La ley que protege a testigos no está vigente

10 Abril 2012
Ya en tiempos remotos, el hombre descubrió que necesitaba un orden como una condición imprescindible para poder vivir en sociedad. De ese modo, inventó la ley, es decir cada una de las normas o preceptos de obligado cumplimiento que una autoridad establece para regular, obligar o prohibir una cosa, generalmente en consonancia con la justicia y la ética. Desde entonces hay sociedades que suelen hacer normas para darles una aplicación efectiva, mientras otras elaboran el texto, lo aprueban, lo promulgan, pero no entra en vigencia porque a posteriori no se lo reglamenta.
Varias normas importantes se hallan en esa situación en Tucumán como la ley 7.860, promulgada el 28 de diciembre de 2006, por la cual se prescribe la creación del Departamento de Protección de Testigos.
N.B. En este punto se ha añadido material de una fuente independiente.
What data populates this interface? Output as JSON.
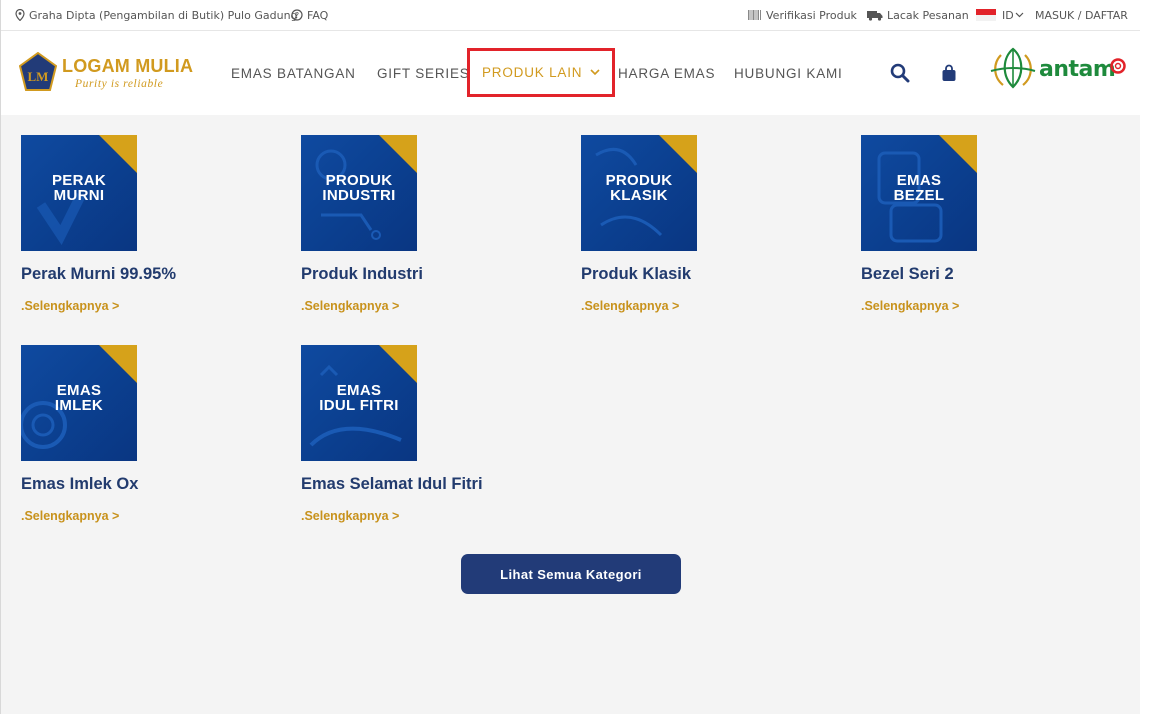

En su Art. 2, se establece que este "tendrá como finalidad la adopción de medidas especiales para la protección de la vida o la integridad física de testigos y su núcleo familiar que hubiesen colaborado con las investigaciones judiciales, a través de su testimonio en causas penales aberrantes o complejas, protegiéndolos de los peligros que pueda ocasionar su declaración, en tanto la misma resulte conducente y útil a los fines del descubrimiento de la verdad material en el hecho investigado".
En la provincia, hay más de un centenar de casos de hechos aberrantes (violaciones y asesinatos) que permanecen sin castigo porque los testigos no quieren declarar, debido a que temen por la seguridad de su vida y la de su familia. "Contar con un sistema de protección para testigos en los cuales vemos cómo se personaliza el peligro es más que necesario", asevera un juez de la Cámara Penal. "Muchas veces, causas importantes no pueden esclarecerse porque los testigos no tienen ninguna garantía para declarar y prefieren ocultar la información con la que cuentan", sostuvo un abogado que está participando en el juicio que se lleva a cabo por la desaparición de Marita Verón.
En el Art. 6, de la ley 7.860, se indica que el Departamento de Protección de Testigos asistirá a las personas en la obtención de un nuevo trabajo o plan social, respetando en lo posible su anterior actividad laboral. Proveerá todo otro servicio necesario para asistir al testigo protegido, a fin de mantener el anonimato de este, de cualquier punto de referencia que pueda dar lugar a que sea detectada la protección otorgada. Proveerá de un inmueble mientras dure la medida.
En la Justicia Federal existe desde 2003 el Programa de Protección a Testigos e Imputados del Ministerio de Justicia de la Nación, que se emplea generalmente en causas de narcotráfico y últimamente, en los delitos de lesa humanidad, pero en el ámbito federal.
Ante el auge de crímenes aberrantes, ¿qué hará falta para que el Poder Ejecutivo reglamente la ley 7.860? ¿Por qué durante seis años los legisladores ni la Justicia demandaron con periodicidad ante el PE sobre la necesidad de contar con una herramienta tan importante para el esclarecimiento de estos casos, que según un referente de la Comisión de Familiares de Víctimas de la Impunidad, suman más de 250? ¿Cuáles serán las razones de este olvido o del impedimento para ponerla en vigencia? Si existe la voluntad del Estado de brindar seguridad a la ciudadanía, no se le debería negar a la Justicia herramientas importantes para que llegara a buenos resultados en estos casos.